Lo shopping online avviene tramite suggerimenti via email, contenenti link a un sito, che vengono aperti per procedere all’acquisto. Potrebbe sembrare un’azione innocua, sono molti i rivenditori che comunicano offerte speciali e sconti via email. Tuttavia, i cyber criminali traggono vantaggio da questi periodi più “ricchi” di posta, inviando messaggi pericolosi che imitano quasi alla perfezione quelli legittimi, e sono di conseguenza difficili da riconoscere.

Si tratta del famigerato phishing, che induce gli utenti a visitare siti fittizi non sicuri e a condividere credenziali di login, dati di carta di credito e altre informazioni confidenziali.

Chi utilizza dispositivi mobili deve essere consapevole che il phishing non si limita alle email, ed è possibile ricevere comunicazioni fraudolente e link pericolosi anche via SMS – tecnica nota come smishing – o attraverso sistemi di messaggistica sui social network.

È fondamentale fare molta attenzione ai link ricevuti tramite messaggio. Un anti-virus o anti-malware non potrà garantire protezione in caso di navigazione su un sito fraudolento. Il modo più semplice per evitare questi attacchi è di non aprire i link nei messaggi, ma digitare l’indirizzo direttamente su browser (Chrome, Safari, etc.) o di accedervi tramite applicazione ufficiale. In caso di codici per offerte speciali, è sufficiente inserirli in fase di checkout per verificare se siano reali o meno.

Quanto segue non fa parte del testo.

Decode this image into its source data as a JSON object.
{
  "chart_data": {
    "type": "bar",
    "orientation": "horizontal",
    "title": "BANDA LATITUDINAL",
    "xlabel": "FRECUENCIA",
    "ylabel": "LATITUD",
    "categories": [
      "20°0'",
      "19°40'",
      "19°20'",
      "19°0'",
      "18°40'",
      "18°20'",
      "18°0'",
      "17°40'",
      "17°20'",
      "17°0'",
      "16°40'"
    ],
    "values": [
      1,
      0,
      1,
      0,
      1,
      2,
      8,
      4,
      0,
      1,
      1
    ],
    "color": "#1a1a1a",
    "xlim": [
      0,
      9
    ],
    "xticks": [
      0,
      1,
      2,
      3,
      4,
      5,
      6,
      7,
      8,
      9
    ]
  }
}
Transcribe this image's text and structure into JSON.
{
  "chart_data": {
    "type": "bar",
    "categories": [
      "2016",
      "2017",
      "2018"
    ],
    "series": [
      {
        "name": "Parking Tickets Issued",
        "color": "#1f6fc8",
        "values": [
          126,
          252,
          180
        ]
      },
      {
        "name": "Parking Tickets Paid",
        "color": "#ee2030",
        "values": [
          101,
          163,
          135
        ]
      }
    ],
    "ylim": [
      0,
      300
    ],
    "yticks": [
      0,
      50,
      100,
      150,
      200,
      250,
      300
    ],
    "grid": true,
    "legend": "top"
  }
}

3: Verificare prima di acquistare

Collegato a quello precedente, merita attenzione specifica in quanto il traffico web non è generato solo da email, SMS e visite dirette ai siti. Si potrebbe capitare su un sito anche dopo una ricerca web (tramite Google, Bing, etc) o dopo aver aperto una pubblicità online o un link presenti in un’applicazione mobile o su un sito. Cyber criminali e truffatori hanno un approccio opportunistico, sono spesso senza scrupoli e attenti a monitorare trend di acquisto e temi caldi per rendere le proprie esche il più attraenti possibile. Di conseguenza, pubblicità, siti e applicazioni mobili fraudolenti possono essere molto difficili da distinguere rispetto agli originali, almeno all’inizio. Gli utenti si renderanno conto dell’inganno troppo tardi, quando ormai le informazioni saranno compromesse, il denaro rubato e i prodotti acquistati non arriveranno mai, con effetti che potrebbero trasformarsi in un incubo.

Come evitare tutto questo? Visitare direttamente un sito o utilizzare l’app ufficiale. In caso di nuove applicazioni o di siti non familiari, effettuare alcune verifiche, controllare la presenza di eventuali lamentele da parte di altri clienti e le loro esperienze e se il sito non sembra convincente, è meglio abbandonarlo e affidarsi a un portale più affidabile.